The lines may not intersect, intersect, or coincide. Intersecting lines have only one common point, non-intersecting lines have no common point, and coinciding lines have all points in common.
Definition. Two lines that intersect at right angles are called perpendicular. The perpendicularity of straight lines (or their segments) is denoted by the sign of perpendicularity "⊥".
For example:
Your AB and CD(Fig. 1) intersect at the point O and ∠ AOC = ∠WOS = ∠AOD = ∠BOD= 90°, then AB ⊥ CD.
If a AB ⊥ CD(Fig. 2) and intersect at the point AT, then ∠ ABC = ∠ABD= 90°
Properties of perpendicular lines
1. Through a dot BUT(Fig. 3) only one perpendicular line can be drawn AB to a straight line CD; other lines passing through the point BUT and crossing CD, are called oblique lines (Fig. 3, straight lines AE and AF).
2. From a point A you can drop a perpendicular to a straight line CD; length of the perpendicular (length of the segment AB) drawn from the point BUT directly CD, is the shortest distance from A before CD(Fig. 3).
Two lines are called perpendicular if they intersect at a right angle.
Line a intersects line b at a right angle at point A. You can hover using the perpendicular icon: a ⊥ b. It reads like this: line a is perpendicular to line b.
It should be noted that an adjacent angle and a vertical angle with a right angle are also right angles.
Through each point of a line, one can draw a line perpendicular to it, and only one.
Proof.
Let b be a given line and point A belongs to this line. Let's take some ray b1 on the line b with the starting point at A. Let's set aside the angle (a1b1) equal to 90° from the ray b1. By definition, the line containing ray a1 will be perpendicular to line b.

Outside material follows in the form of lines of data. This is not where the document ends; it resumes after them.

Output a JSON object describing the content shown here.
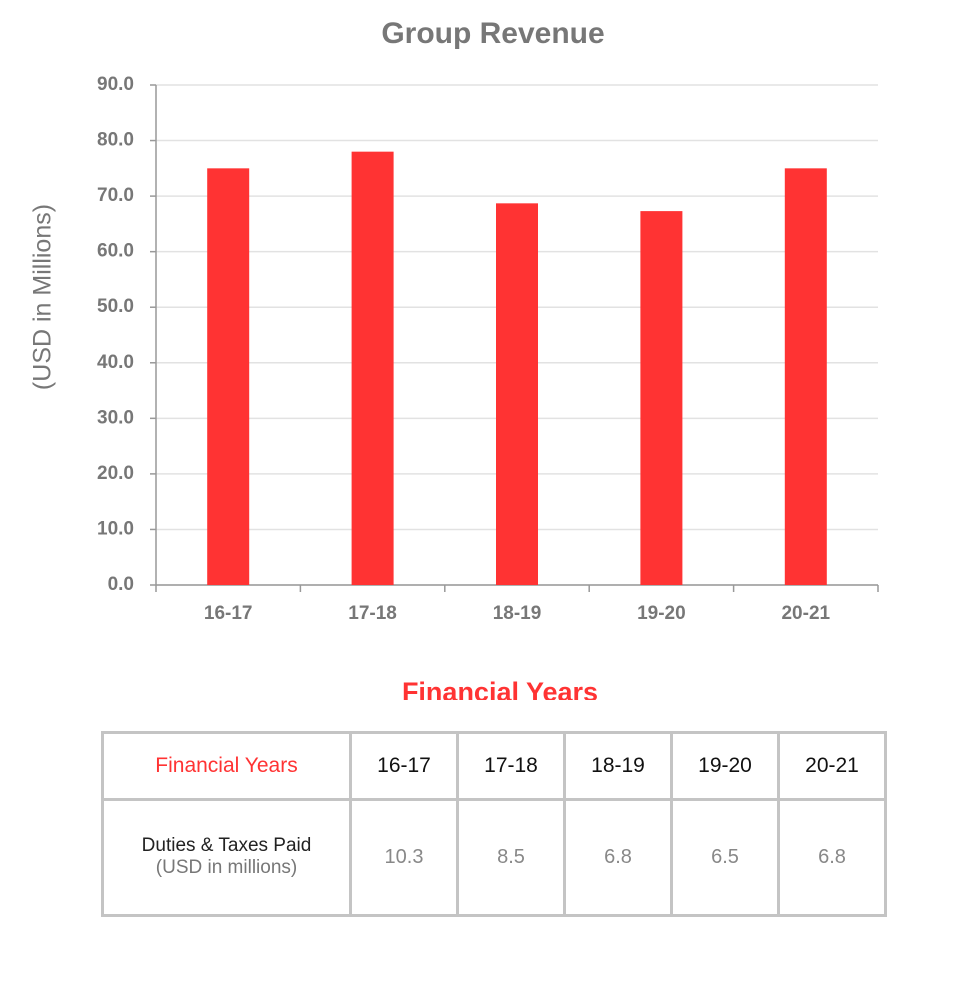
{
  "chart_data": {
    "type": "bar",
    "title": "Group Revenue",
    "y_label": "(USD in Millions)",
    "x_label": "Financial Years",
    "categories": [
      "16-17",
      "17-18",
      "18-19",
      "19-20",
      "20-21"
    ],
    "values": [
      75.0,
      78.0,
      68.7,
      67.3,
      75.0
    ],
    "color": "#ff3333",
    "ylim": [
      0,
      90
    ],
    "yticks": [
      {
        "value": 0,
        "label": "0.0"
      },
      {
        "value": 10,
        "label": "10.0"
      },
      {
        "value": 20,
        "label": "20.0"
      },
      {
        "value": 30,
        "label": "30.0"
      },
      {
        "value": 40,
        "label": "40.0"
      },
      {
        "value": 50,
        "label": "50.0"
      },
      {
        "value": 60,
        "label": "60.0"
      },
      {
        "value": 70,
        "label": "70.0"
      },
      {
        "value": 80,
        "label": "80.0"
      },
      {
        "value": 90,
        "label": "90.0"
      }
    ],
    "grid": true
  },
  "table": {
    "header": [
      "Financial Years",
      "16-17",
      "17-18",
      "18-19",
      "19-20",
      "20-21"
    ],
    "rows": [
      {
        "label": "Duties & Taxes Paid",
        "unit": "(USD in millions)",
        "values": [
          10.3,
          8.5,
          6.8,
          6.5,
          6.8
        ]
      }
    ]
  }
}
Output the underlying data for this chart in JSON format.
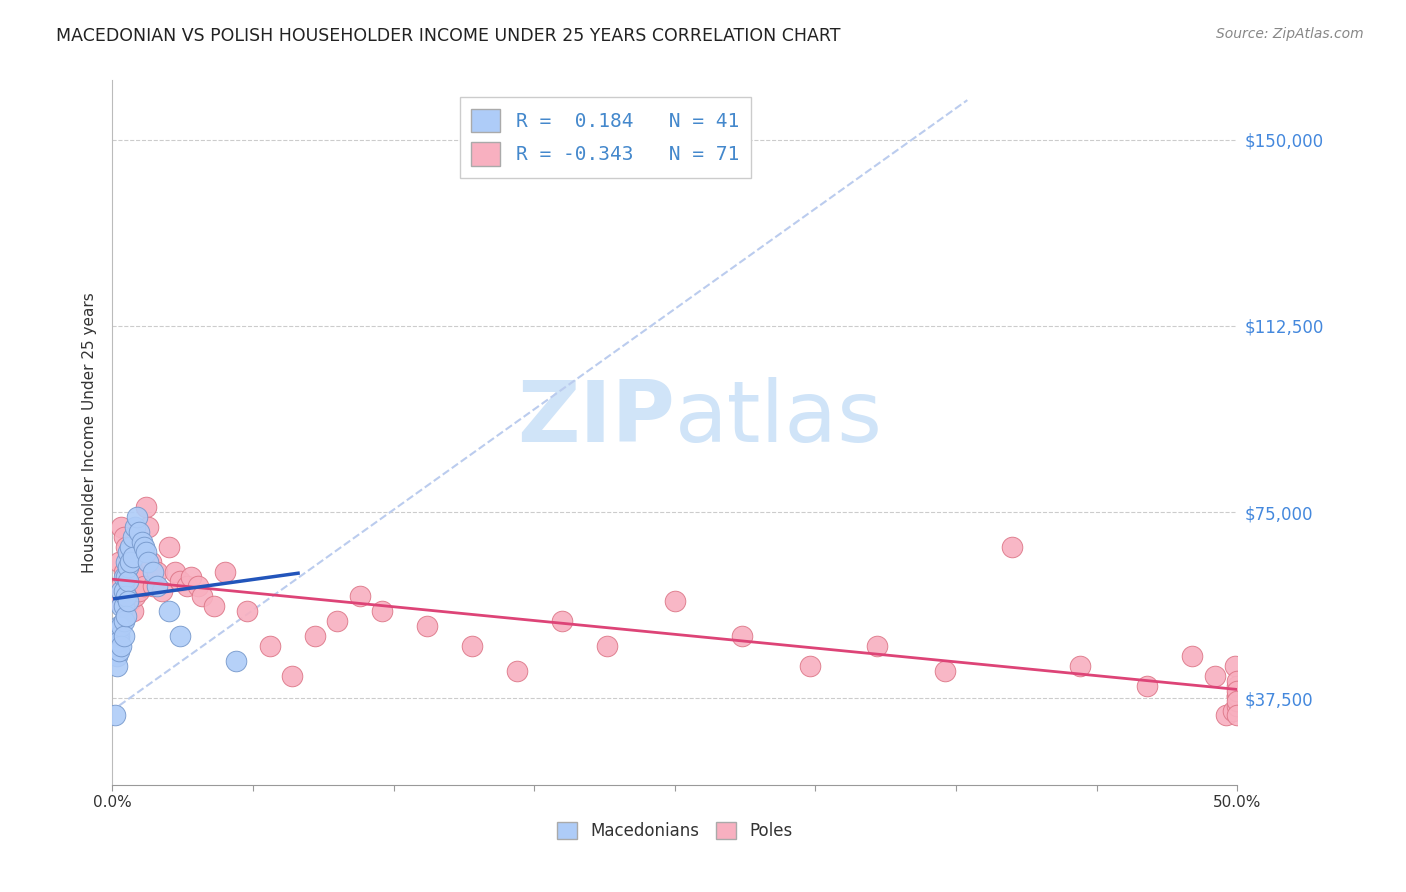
{
  "title": "MACEDONIAN VS POLISH HOUSEHOLDER INCOME UNDER 25 YEARS CORRELATION CHART",
  "source": "Source: ZipAtlas.com",
  "ylabel": "Householder Income Under 25 years",
  "xlim": [
    0.0,
    0.5
  ],
  "ylim": [
    20000,
    162000
  ],
  "yticks": [
    37500,
    75000,
    112500,
    150000
  ],
  "ytick_labels": [
    "$37,500",
    "$75,000",
    "$112,500",
    "$150,000"
  ],
  "xticks": [
    0.0,
    0.0625,
    0.125,
    0.1875,
    0.25,
    0.3125,
    0.375,
    0.4375,
    0.5
  ],
  "xtick_labels": [
    "0.0%",
    "",
    "",
    "",
    "",
    "",
    "",
    "",
    "50.0%"
  ],
  "grid_color": "#cccccc",
  "background_color": "#ffffff",
  "mac_color": "#aeccf8",
  "mac_edge_color": "#7799cc",
  "pol_color": "#f8b0c0",
  "pol_edge_color": "#dd7788",
  "mac_line_color": "#2255bb",
  "pol_line_color": "#dd4477",
  "dash_line_color": "#bbccee",
  "watermark_color": "#d0e4f8",
  "legend_box_color": "#4488cc",
  "mac_R": 0.184,
  "mac_N": 41,
  "pol_R": -0.343,
  "pol_N": 71,
  "mac_points_x": [
    0.001,
    0.002,
    0.002,
    0.002,
    0.003,
    0.003,
    0.003,
    0.003,
    0.004,
    0.004,
    0.004,
    0.004,
    0.005,
    0.005,
    0.005,
    0.005,
    0.005,
    0.006,
    0.006,
    0.006,
    0.006,
    0.007,
    0.007,
    0.007,
    0.007,
    0.008,
    0.008,
    0.009,
    0.009,
    0.01,
    0.011,
    0.012,
    0.013,
    0.014,
    0.015,
    0.016,
    0.018,
    0.02,
    0.025,
    0.03,
    0.055
  ],
  "mac_points_y": [
    34000,
    48000,
    46000,
    44000,
    52000,
    50000,
    49000,
    47000,
    59000,
    56000,
    52000,
    48000,
    62000,
    59000,
    56000,
    53000,
    50000,
    65000,
    62000,
    58000,
    54000,
    67000,
    64000,
    61000,
    57000,
    68000,
    65000,
    70000,
    66000,
    72000,
    74000,
    71000,
    69000,
    68000,
    67000,
    65000,
    63000,
    60000,
    55000,
    50000,
    45000
  ],
  "pol_points_x": [
    0.002,
    0.003,
    0.003,
    0.004,
    0.004,
    0.005,
    0.005,
    0.005,
    0.006,
    0.006,
    0.006,
    0.007,
    0.007,
    0.008,
    0.008,
    0.009,
    0.009,
    0.01,
    0.01,
    0.011,
    0.012,
    0.013,
    0.014,
    0.015,
    0.016,
    0.017,
    0.018,
    0.02,
    0.022,
    0.025,
    0.028,
    0.03,
    0.033,
    0.035,
    0.038,
    0.04,
    0.045,
    0.05,
    0.06,
    0.07,
    0.08,
    0.09,
    0.1,
    0.11,
    0.12,
    0.14,
    0.16,
    0.18,
    0.2,
    0.22,
    0.25,
    0.28,
    0.31,
    0.34,
    0.37,
    0.4,
    0.43,
    0.46,
    0.48,
    0.49,
    0.495,
    0.498,
    0.499,
    0.5,
    0.5,
    0.5,
    0.5,
    0.5,
    0.5,
    0.5,
    0.5
  ],
  "pol_points_y": [
    50000,
    65000,
    57000,
    72000,
    60000,
    70000,
    63000,
    56000,
    68000,
    62000,
    56000,
    66000,
    60000,
    63000,
    57000,
    61000,
    55000,
    64000,
    58000,
    62000,
    59000,
    63000,
    60000,
    76000,
    72000,
    65000,
    60000,
    63000,
    59000,
    68000,
    63000,
    61000,
    60000,
    62000,
    60000,
    58000,
    56000,
    63000,
    55000,
    48000,
    42000,
    50000,
    53000,
    58000,
    55000,
    52000,
    48000,
    43000,
    53000,
    48000,
    57000,
    50000,
    44000,
    48000,
    43000,
    68000,
    44000,
    40000,
    46000,
    42000,
    34000,
    35000,
    44000,
    40000,
    38000,
    36000,
    38000,
    41000,
    39000,
    37000,
    34000
  ]
}
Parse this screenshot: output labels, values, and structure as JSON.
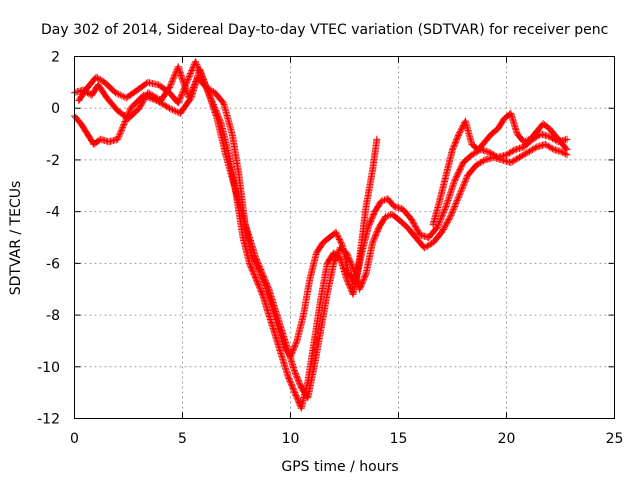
{
  "chart_data": {
    "type": "scatter",
    "title": "Day 302 of 2014, Sidereal Day-to-day VTEC variation (SDTVAR) for receiver penc",
    "xlabel": "GPS time / hours",
    "ylabel": "SDTVAR / TECUs",
    "xlim": [
      0,
      25
    ],
    "ylim": [
      -12,
      2
    ],
    "xticks": [
      0,
      5,
      10,
      15,
      20,
      25
    ],
    "yticks": [
      -12,
      -10,
      -8,
      -6,
      -4,
      -2,
      0,
      2
    ],
    "xtick_labels": [
      "0",
      "5",
      "10",
      "15",
      "20",
      "25"
    ],
    "ytick_labels": [
      "-12",
      "-10",
      "-8",
      "-6",
      "-4",
      "-2",
      "0",
      "2"
    ],
    "grid": true,
    "legend": "none",
    "marker": "plus",
    "color": "#ff0000",
    "series": [
      {
        "x": [
          0.0,
          0.4,
          0.8,
          1.1,
          1.5,
          2.0,
          2.5,
          3.0,
          3.4,
          4.0,
          4.4,
          4.8,
          5.0,
          5.3,
          5.7,
          6.1,
          6.5,
          6.9,
          7.3,
          7.6,
          7.9,
          8.2,
          8.5,
          8.8,
          9.1,
          9.4,
          9.7,
          10.0,
          10.3,
          10.6,
          10.9,
          11.2,
          11.5,
          11.8,
          12.1,
          12.4,
          12.7,
          13.0,
          13.3,
          13.6,
          13.9,
          14.2,
          14.5,
          14.8,
          15.2,
          15.6,
          16.0,
          16.4,
          16.8,
          17.2,
          17.6,
          18.0,
          18.4,
          18.8,
          19.2,
          19.6,
          20.0,
          20.4,
          20.8,
          21.2,
          21.6,
          22.0,
          22.4,
          22.8
        ],
        "y": [
          0.6,
          0.7,
          0.5,
          0.9,
          0.4,
          -0.1,
          -0.4,
          0.0,
          0.6,
          0.3,
          0.8,
          1.6,
          1.1,
          0.4,
          1.2,
          0.8,
          0.6,
          0.2,
          -1.0,
          -2.5,
          -4.5,
          -5.7,
          -6.2,
          -6.8,
          -7.6,
          -8.4,
          -9.2,
          -9.6,
          -9.0,
          -8.0,
          -6.6,
          -5.6,
          -5.2,
          -5.0,
          -4.8,
          -5.3,
          -6.4,
          -6.8,
          -5.6,
          -4.6,
          -4.0,
          -3.6,
          -3.5,
          -3.8,
          -3.9,
          -4.3,
          -4.9,
          -5.0,
          -4.6,
          -3.8,
          -2.8,
          -2.1,
          -1.8,
          -1.6,
          -1.7,
          -1.9,
          -1.8,
          -1.6,
          -1.5,
          -1.2,
          -1.0,
          -1.1,
          -1.3,
          -1.2
        ]
      },
      {
        "x": [
          0.0,
          0.3,
          0.6,
          0.9,
          1.2,
          1.6,
          2.0,
          2.6,
          3.2,
          3.8,
          4.4,
          4.9,
          5.4,
          5.8,
          6.2,
          6.6,
          7.0,
          7.4,
          7.8,
          8.1,
          8.4,
          8.7,
          9.0,
          9.3,
          9.6,
          9.9,
          10.2,
          10.5,
          10.8,
          11.1,
          11.4,
          11.7,
          12.0,
          12.3,
          12.6,
          12.9,
          13.2,
          13.5,
          13.8,
          14.1,
          14.4,
          14.7,
          15.0,
          15.4,
          15.8,
          16.2,
          16.6,
          17.0,
          17.4,
          17.8,
          18.2,
          18.6,
          19.0,
          19.4,
          19.8,
          20.2,
          20.6,
          21.0,
          21.4,
          21.8,
          22.2,
          22.6,
          22.8
        ],
        "y": [
          -0.3,
          -0.6,
          -1.0,
          -1.4,
          -1.2,
          -1.3,
          -1.2,
          0.0,
          0.5,
          0.3,
          0.0,
          -0.2,
          0.4,
          1.5,
          0.6,
          -0.4,
          -1.8,
          -3.0,
          -4.2,
          -5.0,
          -5.8,
          -6.4,
          -7.0,
          -7.8,
          -8.6,
          -9.4,
          -10.2,
          -10.8,
          -11.2,
          -10.0,
          -8.6,
          -7.2,
          -6.0,
          -5.4,
          -5.6,
          -6.2,
          -7.0,
          -6.4,
          -5.2,
          -4.6,
          -4.2,
          -4.1,
          -4.3,
          -4.6,
          -5.0,
          -5.4,
          -5.2,
          -4.8,
          -4.2,
          -3.4,
          -2.6,
          -2.2,
          -2.0,
          -1.9,
          -2.0,
          -2.1,
          -1.9,
          -1.7,
          -1.5,
          -1.4,
          -1.6,
          -1.7,
          -1.8
        ]
      },
      {
        "x": [
          0.2,
          0.6,
          1.0,
          1.4,
          1.9,
          2.4,
          2.9,
          3.4,
          3.9,
          4.4,
          4.8,
          5.2,
          5.6,
          6.0,
          6.4,
          6.8,
          7.2,
          7.5,
          7.8,
          8.1,
          8.4,
          8.7,
          9.0,
          9.3,
          9.6,
          9.9,
          10.2,
          10.5,
          10.8,
          11.1,
          11.4,
          11.7,
          12.0,
          12.3,
          12.6,
          12.9,
          13.2,
          13.5,
          13.8,
          14.0
        ],
        "y": [
          0.3,
          0.8,
          1.2,
          1.0,
          0.6,
          0.4,
          0.7,
          1.0,
          0.9,
          0.6,
          0.2,
          1.0,
          1.8,
          1.0,
          0.2,
          -0.6,
          -2.0,
          -3.4,
          -5.0,
          -6.0,
          -6.6,
          -7.2,
          -8.0,
          -8.8,
          -9.6,
          -10.4,
          -11.0,
          -11.6,
          -10.6,
          -9.0,
          -7.4,
          -6.0,
          -5.6,
          -5.8,
          -6.6,
          -7.2,
          -5.8,
          -3.8,
          -2.4,
          -1.2
        ]
      },
      {
        "x": [
          16.6,
          16.9,
          17.2,
          17.5,
          17.8,
          18.1,
          18.4,
          18.7,
          19.0,
          19.3,
          19.6,
          19.9,
          20.2,
          20.5,
          20.8,
          21.1,
          21.4,
          21.7,
          22.0,
          22.3,
          22.6,
          22.8
        ],
        "y": [
          -4.5,
          -3.6,
          -2.6,
          -1.6,
          -1.0,
          -0.5,
          -1.4,
          -1.6,
          -1.3,
          -1.0,
          -0.8,
          -0.4,
          -0.2,
          -1.0,
          -1.3,
          -1.2,
          -0.9,
          -0.6,
          -0.8,
          -1.1,
          -1.4,
          -1.6
        ]
      }
    ]
  }
}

Suppose there exists another line perpendicular to the line b and passing through the point A. Take on this line a ray c1 emanating from the point A and lying in the same half-plane as the ray a1. Then ∠ (a1b1) = ∠ (c1b1) = 90 º. But according to axiom 8, only one angle equal to 90 º can be set aside in this half-plane. Therefore, it is impossible to draw another line perpendicular to line b through point A into the given half-plane. The theorem has been proven. 
A perpendicular to a given line is a segment of a line perpendicular to a given line that has one of their ends at the point of intersection. This end of the segment is called the base of the perpendicular. AB is the perpendicular to line a. Point A is the base of the perpendicular.